After controlling the effect of confounding factors good level of knowledge, having a history of a breast problem and being a health science student were the factors associated with the practice of breast cancer early detection. This finding is similar to other studies conducted in different countries [27, 35].

Conclusion

Most of the students were unaware of the benefits, appropriate timing & techniques of doing breast self-examinations. Age of students, being a health science student, family history of a breast problem, and having a good level of knowledge were the factors associated with the practice of breast self-examination. Attention given to methods of early detection and risk factors for breast cancer by mass Media & health professionals was low.

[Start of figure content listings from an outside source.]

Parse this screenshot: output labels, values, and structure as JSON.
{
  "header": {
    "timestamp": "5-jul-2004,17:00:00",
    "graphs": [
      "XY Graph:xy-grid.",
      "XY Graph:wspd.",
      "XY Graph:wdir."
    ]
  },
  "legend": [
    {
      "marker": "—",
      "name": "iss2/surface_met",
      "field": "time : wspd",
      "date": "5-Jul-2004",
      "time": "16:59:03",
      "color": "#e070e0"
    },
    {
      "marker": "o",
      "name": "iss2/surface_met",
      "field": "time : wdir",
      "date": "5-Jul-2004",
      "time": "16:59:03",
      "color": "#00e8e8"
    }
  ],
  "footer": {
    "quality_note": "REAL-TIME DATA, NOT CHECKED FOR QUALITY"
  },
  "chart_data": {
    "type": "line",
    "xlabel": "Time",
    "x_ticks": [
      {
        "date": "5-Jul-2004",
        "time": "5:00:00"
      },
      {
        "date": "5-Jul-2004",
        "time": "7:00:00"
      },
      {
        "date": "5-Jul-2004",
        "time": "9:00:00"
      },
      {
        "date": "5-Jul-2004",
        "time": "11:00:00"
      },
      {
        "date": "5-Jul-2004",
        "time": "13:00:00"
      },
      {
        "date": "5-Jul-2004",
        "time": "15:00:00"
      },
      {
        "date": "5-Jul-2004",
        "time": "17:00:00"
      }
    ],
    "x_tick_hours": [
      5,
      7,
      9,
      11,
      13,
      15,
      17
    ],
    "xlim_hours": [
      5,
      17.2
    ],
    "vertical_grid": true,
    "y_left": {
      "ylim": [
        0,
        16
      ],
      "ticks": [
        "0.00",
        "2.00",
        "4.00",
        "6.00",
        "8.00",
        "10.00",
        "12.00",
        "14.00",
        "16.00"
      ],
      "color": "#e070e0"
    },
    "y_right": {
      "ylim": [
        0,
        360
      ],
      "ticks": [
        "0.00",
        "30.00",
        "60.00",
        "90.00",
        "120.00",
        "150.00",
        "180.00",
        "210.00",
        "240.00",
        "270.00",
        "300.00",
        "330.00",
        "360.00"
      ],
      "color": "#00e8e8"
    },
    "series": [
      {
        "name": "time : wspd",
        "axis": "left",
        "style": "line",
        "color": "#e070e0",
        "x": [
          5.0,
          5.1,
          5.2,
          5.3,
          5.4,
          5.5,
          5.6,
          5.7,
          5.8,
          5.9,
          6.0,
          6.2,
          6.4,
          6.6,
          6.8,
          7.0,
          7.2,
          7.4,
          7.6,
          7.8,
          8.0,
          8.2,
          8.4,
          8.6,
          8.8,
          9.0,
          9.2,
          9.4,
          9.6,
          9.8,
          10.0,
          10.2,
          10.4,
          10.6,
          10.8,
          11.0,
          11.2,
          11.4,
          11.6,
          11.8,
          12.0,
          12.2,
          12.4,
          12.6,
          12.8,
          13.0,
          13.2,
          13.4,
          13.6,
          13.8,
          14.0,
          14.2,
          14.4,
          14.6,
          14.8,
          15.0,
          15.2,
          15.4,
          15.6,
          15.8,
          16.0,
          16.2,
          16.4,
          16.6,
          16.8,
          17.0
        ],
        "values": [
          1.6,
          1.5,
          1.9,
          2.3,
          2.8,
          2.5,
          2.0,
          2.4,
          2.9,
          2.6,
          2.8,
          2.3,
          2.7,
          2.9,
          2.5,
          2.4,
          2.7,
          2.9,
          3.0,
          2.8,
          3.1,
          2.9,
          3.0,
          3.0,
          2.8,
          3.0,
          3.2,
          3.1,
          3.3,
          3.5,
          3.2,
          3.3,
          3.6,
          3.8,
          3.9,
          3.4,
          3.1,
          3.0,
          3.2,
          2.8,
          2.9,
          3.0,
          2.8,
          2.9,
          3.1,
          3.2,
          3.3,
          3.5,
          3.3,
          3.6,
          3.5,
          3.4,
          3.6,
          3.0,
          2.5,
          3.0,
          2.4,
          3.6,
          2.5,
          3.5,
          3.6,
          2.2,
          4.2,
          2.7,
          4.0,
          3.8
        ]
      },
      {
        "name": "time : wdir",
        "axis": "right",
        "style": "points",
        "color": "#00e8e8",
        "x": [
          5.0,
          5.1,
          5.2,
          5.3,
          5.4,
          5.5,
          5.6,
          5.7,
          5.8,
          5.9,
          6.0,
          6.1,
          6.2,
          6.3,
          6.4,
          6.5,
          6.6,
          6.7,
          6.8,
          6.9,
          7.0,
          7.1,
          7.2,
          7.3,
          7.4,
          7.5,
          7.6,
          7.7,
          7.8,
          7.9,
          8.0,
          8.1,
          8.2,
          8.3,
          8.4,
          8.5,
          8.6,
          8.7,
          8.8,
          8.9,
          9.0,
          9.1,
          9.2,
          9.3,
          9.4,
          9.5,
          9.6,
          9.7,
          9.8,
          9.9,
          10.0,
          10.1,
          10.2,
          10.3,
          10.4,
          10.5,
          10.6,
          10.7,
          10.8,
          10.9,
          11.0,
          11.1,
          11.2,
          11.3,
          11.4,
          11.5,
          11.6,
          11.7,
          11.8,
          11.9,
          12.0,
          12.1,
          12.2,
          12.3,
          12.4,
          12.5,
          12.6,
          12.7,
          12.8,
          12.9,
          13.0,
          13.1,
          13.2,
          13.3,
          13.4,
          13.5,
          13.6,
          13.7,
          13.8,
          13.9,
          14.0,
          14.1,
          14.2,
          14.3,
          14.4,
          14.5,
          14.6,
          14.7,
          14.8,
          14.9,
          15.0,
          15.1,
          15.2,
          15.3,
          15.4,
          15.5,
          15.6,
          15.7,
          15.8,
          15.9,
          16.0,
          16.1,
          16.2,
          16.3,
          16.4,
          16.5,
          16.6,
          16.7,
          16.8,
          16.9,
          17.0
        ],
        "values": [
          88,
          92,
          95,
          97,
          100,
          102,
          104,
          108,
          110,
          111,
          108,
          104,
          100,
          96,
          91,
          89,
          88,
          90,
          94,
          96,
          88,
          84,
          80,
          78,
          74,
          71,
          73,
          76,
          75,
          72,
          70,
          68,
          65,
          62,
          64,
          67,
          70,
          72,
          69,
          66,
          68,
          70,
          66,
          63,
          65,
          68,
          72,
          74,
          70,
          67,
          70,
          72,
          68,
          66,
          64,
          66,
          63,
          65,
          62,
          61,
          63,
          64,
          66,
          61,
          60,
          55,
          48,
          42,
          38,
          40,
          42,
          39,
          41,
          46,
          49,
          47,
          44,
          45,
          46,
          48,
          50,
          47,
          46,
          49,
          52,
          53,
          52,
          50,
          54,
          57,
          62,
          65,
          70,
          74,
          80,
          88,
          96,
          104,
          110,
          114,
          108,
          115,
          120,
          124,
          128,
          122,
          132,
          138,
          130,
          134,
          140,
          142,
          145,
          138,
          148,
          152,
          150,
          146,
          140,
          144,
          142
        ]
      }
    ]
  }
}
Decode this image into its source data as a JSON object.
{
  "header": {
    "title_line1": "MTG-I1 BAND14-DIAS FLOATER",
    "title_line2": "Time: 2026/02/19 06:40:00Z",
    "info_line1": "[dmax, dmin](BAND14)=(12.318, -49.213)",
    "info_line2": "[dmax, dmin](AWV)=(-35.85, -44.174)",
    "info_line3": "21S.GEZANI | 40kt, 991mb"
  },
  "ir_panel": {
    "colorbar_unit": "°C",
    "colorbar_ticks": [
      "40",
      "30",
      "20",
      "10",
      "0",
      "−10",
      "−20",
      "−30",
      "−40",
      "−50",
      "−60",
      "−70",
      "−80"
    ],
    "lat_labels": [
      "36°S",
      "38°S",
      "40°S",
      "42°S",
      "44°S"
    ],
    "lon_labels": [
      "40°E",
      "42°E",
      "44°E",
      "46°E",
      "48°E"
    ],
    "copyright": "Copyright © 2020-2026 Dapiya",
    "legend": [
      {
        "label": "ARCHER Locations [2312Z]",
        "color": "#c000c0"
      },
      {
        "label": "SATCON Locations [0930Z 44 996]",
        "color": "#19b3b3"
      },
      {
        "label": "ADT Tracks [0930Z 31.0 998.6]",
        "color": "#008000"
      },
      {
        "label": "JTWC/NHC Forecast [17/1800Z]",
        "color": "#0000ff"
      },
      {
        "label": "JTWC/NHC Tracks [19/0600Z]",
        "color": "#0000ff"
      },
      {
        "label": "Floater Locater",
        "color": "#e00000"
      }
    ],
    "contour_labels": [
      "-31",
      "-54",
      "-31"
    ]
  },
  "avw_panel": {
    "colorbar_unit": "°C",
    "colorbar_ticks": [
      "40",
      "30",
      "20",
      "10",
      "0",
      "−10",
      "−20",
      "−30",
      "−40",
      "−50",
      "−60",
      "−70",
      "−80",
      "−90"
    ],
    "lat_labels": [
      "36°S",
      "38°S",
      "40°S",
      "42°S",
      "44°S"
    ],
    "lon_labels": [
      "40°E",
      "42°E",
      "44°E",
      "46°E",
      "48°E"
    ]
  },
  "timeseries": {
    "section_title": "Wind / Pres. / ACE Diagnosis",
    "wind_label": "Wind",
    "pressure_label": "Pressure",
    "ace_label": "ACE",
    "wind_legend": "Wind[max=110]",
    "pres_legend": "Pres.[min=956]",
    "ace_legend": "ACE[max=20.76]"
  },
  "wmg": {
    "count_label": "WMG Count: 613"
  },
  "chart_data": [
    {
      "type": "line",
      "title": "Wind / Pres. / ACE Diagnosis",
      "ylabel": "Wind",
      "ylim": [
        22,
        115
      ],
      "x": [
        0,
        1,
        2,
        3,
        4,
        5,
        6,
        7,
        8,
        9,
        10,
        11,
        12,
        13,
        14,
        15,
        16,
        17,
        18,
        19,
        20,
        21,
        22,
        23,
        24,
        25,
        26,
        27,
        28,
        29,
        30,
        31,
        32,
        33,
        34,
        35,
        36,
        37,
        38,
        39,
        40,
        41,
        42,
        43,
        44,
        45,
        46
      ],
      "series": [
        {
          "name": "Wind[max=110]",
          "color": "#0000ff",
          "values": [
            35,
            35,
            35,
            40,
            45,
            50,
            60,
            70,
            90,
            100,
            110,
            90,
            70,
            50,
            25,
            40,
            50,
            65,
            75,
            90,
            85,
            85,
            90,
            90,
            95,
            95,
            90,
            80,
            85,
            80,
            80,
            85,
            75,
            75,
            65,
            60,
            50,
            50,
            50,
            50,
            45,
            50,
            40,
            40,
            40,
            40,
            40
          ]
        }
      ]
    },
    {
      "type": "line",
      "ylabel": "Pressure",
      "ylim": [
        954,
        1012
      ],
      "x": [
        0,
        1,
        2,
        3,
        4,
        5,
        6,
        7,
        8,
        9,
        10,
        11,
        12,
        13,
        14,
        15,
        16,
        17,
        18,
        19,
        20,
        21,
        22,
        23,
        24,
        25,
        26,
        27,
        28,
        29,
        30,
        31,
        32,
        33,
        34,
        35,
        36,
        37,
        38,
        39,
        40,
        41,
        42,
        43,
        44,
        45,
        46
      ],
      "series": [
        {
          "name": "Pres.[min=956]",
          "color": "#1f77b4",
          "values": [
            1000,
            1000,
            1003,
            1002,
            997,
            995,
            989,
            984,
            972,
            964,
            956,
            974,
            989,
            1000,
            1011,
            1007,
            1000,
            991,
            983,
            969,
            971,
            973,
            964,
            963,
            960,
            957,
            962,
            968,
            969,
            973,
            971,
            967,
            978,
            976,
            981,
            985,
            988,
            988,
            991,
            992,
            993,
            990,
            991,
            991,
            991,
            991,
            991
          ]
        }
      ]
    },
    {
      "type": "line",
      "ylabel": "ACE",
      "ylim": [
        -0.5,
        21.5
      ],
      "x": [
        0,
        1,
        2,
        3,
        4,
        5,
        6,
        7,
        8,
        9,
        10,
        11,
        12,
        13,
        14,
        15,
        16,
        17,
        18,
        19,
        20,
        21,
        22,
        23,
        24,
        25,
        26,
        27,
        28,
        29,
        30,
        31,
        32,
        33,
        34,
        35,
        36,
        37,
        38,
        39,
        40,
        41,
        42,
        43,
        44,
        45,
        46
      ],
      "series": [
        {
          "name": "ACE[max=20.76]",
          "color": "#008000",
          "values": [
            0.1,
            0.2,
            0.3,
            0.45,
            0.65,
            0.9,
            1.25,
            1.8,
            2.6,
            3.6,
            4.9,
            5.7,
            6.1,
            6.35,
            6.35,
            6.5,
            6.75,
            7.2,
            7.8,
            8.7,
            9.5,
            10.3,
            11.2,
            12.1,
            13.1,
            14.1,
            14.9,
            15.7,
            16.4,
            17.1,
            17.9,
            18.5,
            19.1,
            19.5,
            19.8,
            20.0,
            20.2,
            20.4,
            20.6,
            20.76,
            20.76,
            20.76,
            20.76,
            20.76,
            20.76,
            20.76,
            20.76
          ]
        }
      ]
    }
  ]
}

Therefore based on the findings of our study, the following recommendations are forwarded;

Mass Media should give more focus on giving Health information regarding risk factors of breast cancer and practice of early detection methods for students.

Trained health professionals should give health education to their school friends, and families on breast cancer and breast self-examination.

Health education must be delivered to female students in high schools and higher institutions through gender clubs & organizations.

Further large-scale studies must be done in this area.

Limitation of the study

Due to the cross-sectional nature of the study, we could not ascertain the cause-and-effect relationship between the factors and the outcome.